一個年輕醫生正收下一個小病人,在紙上寫著字
“肺炎,安排到301病房,家屬沒有探視權。”
帶著孩子來的家屬頓時愣了,“沒有、沒有探視權的意思是說不讓我們看著孩子嗎?”
“是的。”
年輕醫生說這番話已經太多次了,但依舊態度很好的重複了一遍“我們是軍醫院,能夠騰出病房來給這些病人已經很不錯了,不可能再放權給家屬,如果您介意的話,可以把病人帶走,我們已經給他注射了藥劑,您現在帶走他大部分情況下會好,還有小部分的意外情況發生,在醫院的話,我們醫院的人會第一時間注意到這些意外並且開始搶救,而且我們也會食物給病人。”
不是每個人都將自己的孩子看作換食物用的工具,這對夫妻眼淚朦朧的思考了幾秒,依依不舍的將自己的孩子交到了一旁站著的護士手中。
“那,我們娃兒就交給你們了,他什麼時候能出院啊?”
“病情穩定下來之後就可以出院,你們可以每天早晨五點等在醫院門口,我們會貼出已經能帶走的病人名單。”
“誒、誒,謝謝您。”
這對夫妻依依不舍的站在原地,看著自己的孩子被抱進去了,才三步一回頭的離開。
將自己的孩子交到彆人手中自然是不舍得,但跟著他們,這孩子也沒人照顧,又吃不飽,還不如留在醫院裡。
好歹,他能活下來。
比起他們的不舍,一些人也是抱著孩子來的,卻問都沒問一句什麼時候接孩子,拿了米糧錢財就走,看那模樣,是直接默認孩子死在醫院了。
這樣的態度讓醫護人員氣憤,但也沒有辦法,畢竟這年頭,大人都活不下來了,更何況要養活一個小孩子。
被這樣對待的孩子大部分都是五六歲或者更小,這麼大的年紀已經能走路了,但還是乾不了活,又每天要吃東西,他們的父母覺得養不起了,直接將孩子抱到河邊溺死也不是沒有的事。
段青恩下了黃包車走到這邊來就見著他們一臉憤憤,上前問了兩句,知道緣由之後無奈笑笑,倒是沒有生氣。
“孩子先留在醫院住著,每天早上貼出名單的時候順帶告訴他們,如果未成年人在貼出名單十五天內沒有人來接的話,我們就把他們當做孤兒,向政府申報孤兒名單。”
孤兒名單也是段青恩提出的一個新玩意。
一開始是因為撫孤院的孩子吃飽穿暖,還能去工廠工作,一些人家就起了歪心思,故意把自己的孩子丟到撫孤院門口,等到孩子去了工廠了,再鬨上門來要錢。
那孩子是在病中被丟過去的,他自己都默認父母不要自己了,結果一轉眼,他們就找上了門,還振振有詞他們將他丟掉撫孤院是為了救他的命。
從沒有聽說過將一個病人在深夜赤條條丟到彆人家門口是救命的。
如果不是這個孩子艱難發出了哭聲,恐怕等到第二天撫孤院打開門,看見的就是他的屍體。
這孩子不願意認回父母,他們就大吵大鬨,非要說他不孝順不認親爹娘,段青恩直接報警嚇走了他們,又向上麵提議,建立孤兒名單。
如今渾水摸魚的人太多,日後要是撫孤院收留了新孩子,他們就會在報紙上登出這些孩子的長相身高大致年齡與自己知曉的名字,有專門的人在固定地點念這些。

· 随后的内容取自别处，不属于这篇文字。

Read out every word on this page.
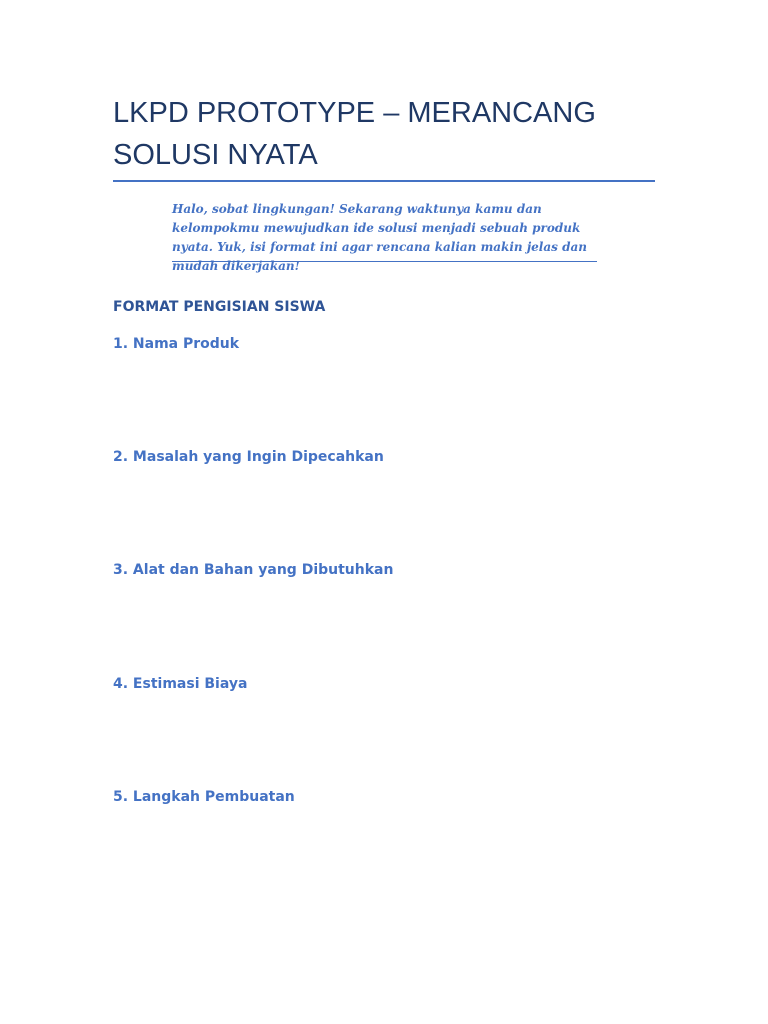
LKPD PROTOTYPE – MERANCANG SOLUSI NYATA

Halo, sobat lingkungan! Sekarang waktunya kamu dan kelompokmu mewujudkan ide solusi menjadi sebuah produk nyata. Yuk, isi format ini agar rencana kalian makin jelas dan mudah dikerjakan!

FORMAT PENGISIAN SISWA
1. Nama Produk
2. Masalah yang Ingin Dipecahkan
3. Alat dan Bahan yang Dibutuhkan
4. Estimasi Biaya
5. Langkah Pembuatan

半個月之後如果沒有家長來認領,這些孩子就會是政府承認的孤兒。
親爹媽來了也沒用,人家是蓋章的孤兒。
當然了,這一招主要是為了針對那些拋棄孩子,等見著孩子能賺錢了起了歪心思回來認親的,如果是真的因為戰亂饑荒分散,而親生父母找上門來態度誠懇,不打算吸血的話,撫孤院也不會攔著他們相認。
自從孤兒名單出來之後,再來渾水摸魚的人就少了很多。
段青恩這話一出,醫護人員臉上的憤怒也減少了一些,將這孩子送進去後繼續工作。
而段青恩則是看了看烏泱泱的人群,從側門走了進去,到了他們專門為這些病人騰出的那一棟樓中,挨個病房的查看過去。

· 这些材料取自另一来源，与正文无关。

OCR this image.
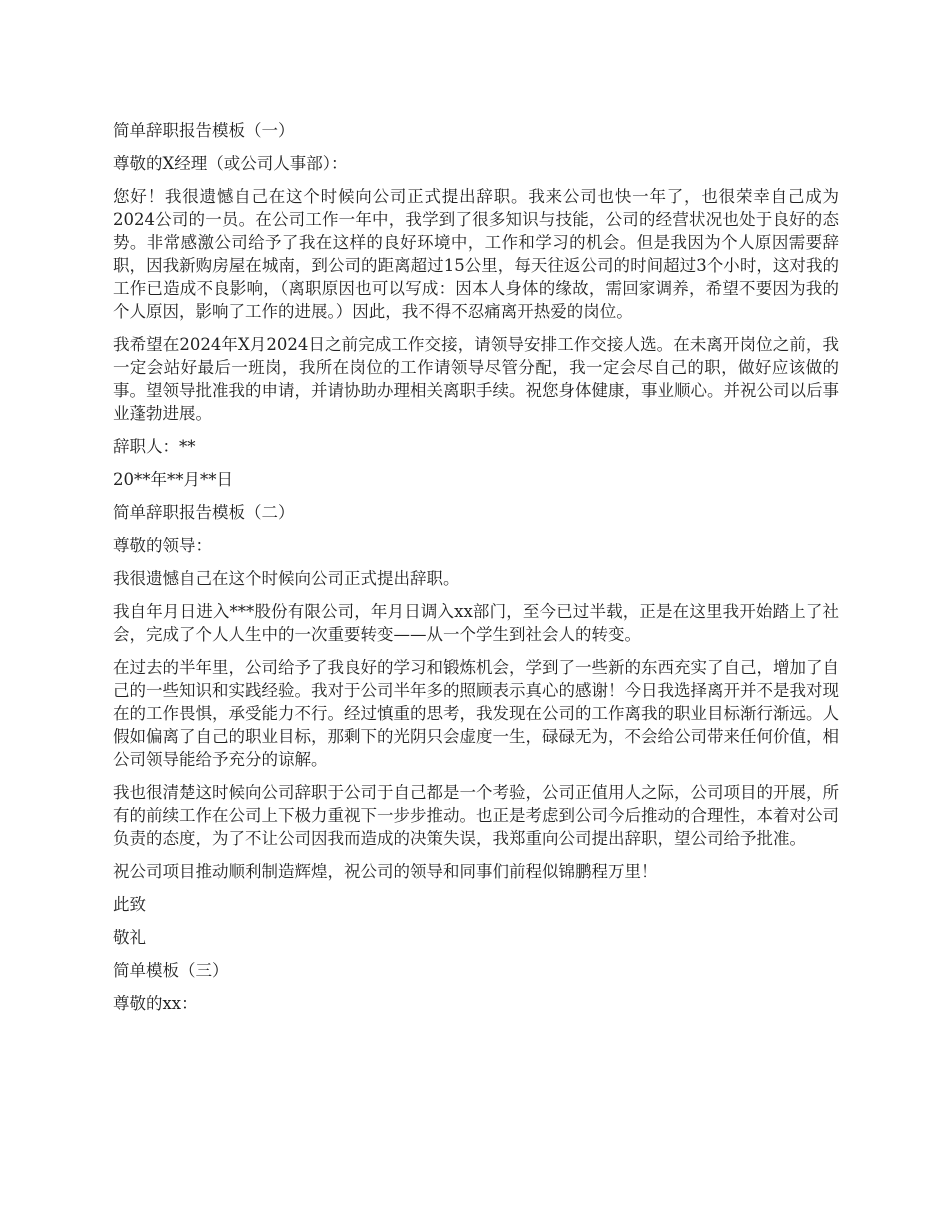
简单辞职报告模板（一）

尊敬的X经理（或公司人事部）：

您好！我很遗憾自己在这个时候向公司正式提出辞职。我来公司也快一年了，也很荣幸自己成为2024公司的一员。在公司工作一年中，我学到了很多知识与技能，公司的经营状况也处于良好的态势。非常感激公司给予了我在这样的良好环境中，工作和学习的机会。但是我因为个人原因需要辞职，因我新购房屋在城南，到公司的距离超过15公里，每天往返公司的时间超过3个小时，这对我的工作已造成不良影响，（离职原因也可以写成：因本人身体的缘故，需回家调养，希望不要因为我的个人原因，影响了工作的进展。）因此，我不得不忍痛离开热爱的岗位。

我希望在2024年X月2024日之前完成工作交接，请领导安排工作交接人选。在未离开岗位之前，我一定会站好最后一班岗，我所在岗位的工作请领导尽管分配，我一定会尽自己的职，做好应该做的事。望领导批准我的申请，并请协助办理相关离职手续。祝您身体健康，事业顺心。并祝公司以后事业蓬勃进展。

辞职人：**

20**年**月**日

简单辞职报告模板（二）

尊敬的领导：

我很遗憾自己在这个时候向公司正式提出辞职。

我自年月日进入***股份有限公司，年月日调入xx部门，至今已过半载，正是在这里我开始踏上了社会，完成了个人人生中的一次重要转变——从一个学生到社会人的转变。

在过去的半年里，公司给予了我良好的学习和锻炼机会，学到了一些新的东西充实了自己，增加了自己的一些知识和实践经验。我对于公司半年多的照顾表示真心的感谢！今日我选择离开并不是我对现在的工作畏惧，承受能力不行。经过慎重的思考，我发现在公司的工作离我的职业目标渐行渐远。人假如偏离了自己的职业目标，那剩下的光阴只会虚度一生，碌碌无为，不会给公司带来任何价值，相公司领导能给予充分的谅解。

我也很清楚这时候向公司辞职于公司于自己都是一个考验，公司正值用人之际，公司项目的开展，所有的前续工作在公司上下极力重视下一步步推动。也正是考虑到公司今后推动的合理性，本着对公司负责的态度，为了不让公司因我而造成的决策失误，我郑重向公司提出辞职，望公司给予批准。

祝公司项目推动顺利制造辉煌，祝公司的领导和同事们前程似锦鹏程万里！

此致

敬礼

简单模板（三）

尊敬的xx：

床頭都寫著這些病人的病名,病症,年齡和名字,他們大多昏迷著,沒昏迷的也都是虛弱無比,怔怔的看著天花板。
除了一些病人的痛吟聲,整棟樓裡幾乎是寂靜的。
就算是被送到了醫院,他們也不相信自己能治好,畢竟他們得的病是被蓋章了治不好的。
如今進了醫院,隻是為了換取錢財和糧食給家人而已。
專屬於絕症病人的暮氣沉沉圍繞在整棟樓裡,惹得一些比較活潑的醫護人員也下意識的不再開口說話。
段青恩看了一會就轉身出去,沒一會,他帶著個小報童過來了。
這小報童是撫孤院出來的,才九歲大,知道自己是要幫崇拜的段老師做事,一雙眼裡滿是興奮,明明段青恩走的不快,卻快步的邁著自己的小腿,噠噠噠的跟在他身邊。
像是一隻活潑的小鳥兒一樣。
段青恩看著一會跑到自己左邊,一會又跑到自己右邊,一雙眼中滿是欣喜卻沒出聲,而是隻用著亮晶晶大眼來表示內心快樂的小家夥,唇邊也忍不住露出了一抹笑。
“你叫什麼名字,是第幾屆學生?”
小報童見段老師跟自己說話,眼睛更加亮了,眼巴巴的抬起頭瞅著他,清脆聲音歡快道“我叫付十二,是第五屆學生,付老師帶著的。”
一聽到他的名字,段青恩就知道這又是一個在來撫孤院之前都沒有名字的孤兒,撫孤院這樣的孩子太多了,老師們不可能挨個的給他們取名,隻能讓他們跟著自己姓,後麵按照順序帶個數字。
如果這些孩子想要改名的話,不管是現在還是未來都可以。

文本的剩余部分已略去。